Well you're right that a specific number of rooms are assigned to each bucket level. But after that, each room on the train is then assigned a specific bucket within the various groups. So for the sake of arguement, let's say that it's decided that five low bucket rooms on tomorrow's Capitol. That means that say for example, that room #2 #3, & #11 in the 2900 will be assigned to the low bucket price and room #2 & #11 will be assigned low bucket in the 2901 car to make up the block of 5 rooms at low bucket. Then they'll go to work on the next bucket level, which might have 4 rooms in the block.

For Wednesday's train, it might be decided that only 4 low bucket rooms will be available, while 5 are at the next bucket level. That would mean that on Wednesday's trian that room #3 in the 2900 car would not be a low bucket room.

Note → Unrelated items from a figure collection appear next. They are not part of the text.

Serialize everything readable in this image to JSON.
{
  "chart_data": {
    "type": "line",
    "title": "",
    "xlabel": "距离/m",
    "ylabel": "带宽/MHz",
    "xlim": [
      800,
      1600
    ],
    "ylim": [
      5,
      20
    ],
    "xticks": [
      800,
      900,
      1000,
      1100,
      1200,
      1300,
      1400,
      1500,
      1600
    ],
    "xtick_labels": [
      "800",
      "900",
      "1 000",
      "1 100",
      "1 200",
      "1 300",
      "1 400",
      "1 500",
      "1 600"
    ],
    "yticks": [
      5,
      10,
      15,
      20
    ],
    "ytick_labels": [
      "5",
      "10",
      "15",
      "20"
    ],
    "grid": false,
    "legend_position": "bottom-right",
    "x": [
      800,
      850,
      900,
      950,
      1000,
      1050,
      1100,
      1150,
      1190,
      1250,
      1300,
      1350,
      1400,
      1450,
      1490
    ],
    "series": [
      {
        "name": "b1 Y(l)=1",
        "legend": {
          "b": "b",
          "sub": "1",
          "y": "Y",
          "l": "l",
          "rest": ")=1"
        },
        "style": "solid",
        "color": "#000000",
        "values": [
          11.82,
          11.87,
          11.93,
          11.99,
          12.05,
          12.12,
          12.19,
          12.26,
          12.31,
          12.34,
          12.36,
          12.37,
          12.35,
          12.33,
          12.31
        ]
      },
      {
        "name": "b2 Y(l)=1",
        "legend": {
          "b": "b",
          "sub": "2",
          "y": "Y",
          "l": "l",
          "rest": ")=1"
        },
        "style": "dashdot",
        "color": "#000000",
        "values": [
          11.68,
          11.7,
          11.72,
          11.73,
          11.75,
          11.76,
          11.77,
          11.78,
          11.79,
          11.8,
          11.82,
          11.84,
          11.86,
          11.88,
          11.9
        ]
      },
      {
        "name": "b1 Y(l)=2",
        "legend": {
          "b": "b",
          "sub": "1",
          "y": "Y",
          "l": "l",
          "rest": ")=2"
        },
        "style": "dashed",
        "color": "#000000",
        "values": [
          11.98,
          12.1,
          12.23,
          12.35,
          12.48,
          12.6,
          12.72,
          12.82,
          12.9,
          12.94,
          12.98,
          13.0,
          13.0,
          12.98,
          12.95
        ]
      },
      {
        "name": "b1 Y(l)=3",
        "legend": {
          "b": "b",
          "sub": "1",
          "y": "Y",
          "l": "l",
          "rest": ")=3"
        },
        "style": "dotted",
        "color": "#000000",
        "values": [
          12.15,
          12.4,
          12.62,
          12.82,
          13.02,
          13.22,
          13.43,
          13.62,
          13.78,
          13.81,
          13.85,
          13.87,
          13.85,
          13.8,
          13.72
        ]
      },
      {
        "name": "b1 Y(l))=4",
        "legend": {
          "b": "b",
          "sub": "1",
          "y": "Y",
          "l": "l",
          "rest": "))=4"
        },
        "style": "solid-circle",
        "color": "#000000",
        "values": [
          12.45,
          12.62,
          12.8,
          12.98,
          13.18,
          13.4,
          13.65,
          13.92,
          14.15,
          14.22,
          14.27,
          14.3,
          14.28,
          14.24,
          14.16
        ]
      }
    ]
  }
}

Now a good agent knows how to swap rooms from a higher bucket level with rooms from a lower bucket level. This can be useful for those who really don't like a particular room or for example someone traveling with 3 other companions who ends up with room #2 and #11, but would like rooms at least on the same level and preferably across the hall from one another or next to one another. Obviously if the room across the hall is already sold, the agent cannot juggle that under normal circumstances (I have seen one exception). But they can swap rooms otherwise.

The issue seems to be that either most don't know how to do it, don't want to be bothered doing it, or perhaps the few agents who are doing it really aren't supposed to be doing it.


----------



## Montanan (Dec 8, 2008)

Many thanks, Alan ... that clarifies things a lot.

I would imagine they actually have the computer initially assign those bucket levels to individual rooms ... it's be a chore otherwise.


----------



## spot1181 (Dec 8, 2008)

Just phone and ask. We have friends joining us on our next trip and called their reservation and chose the room across from us, same price as online. Spot


----------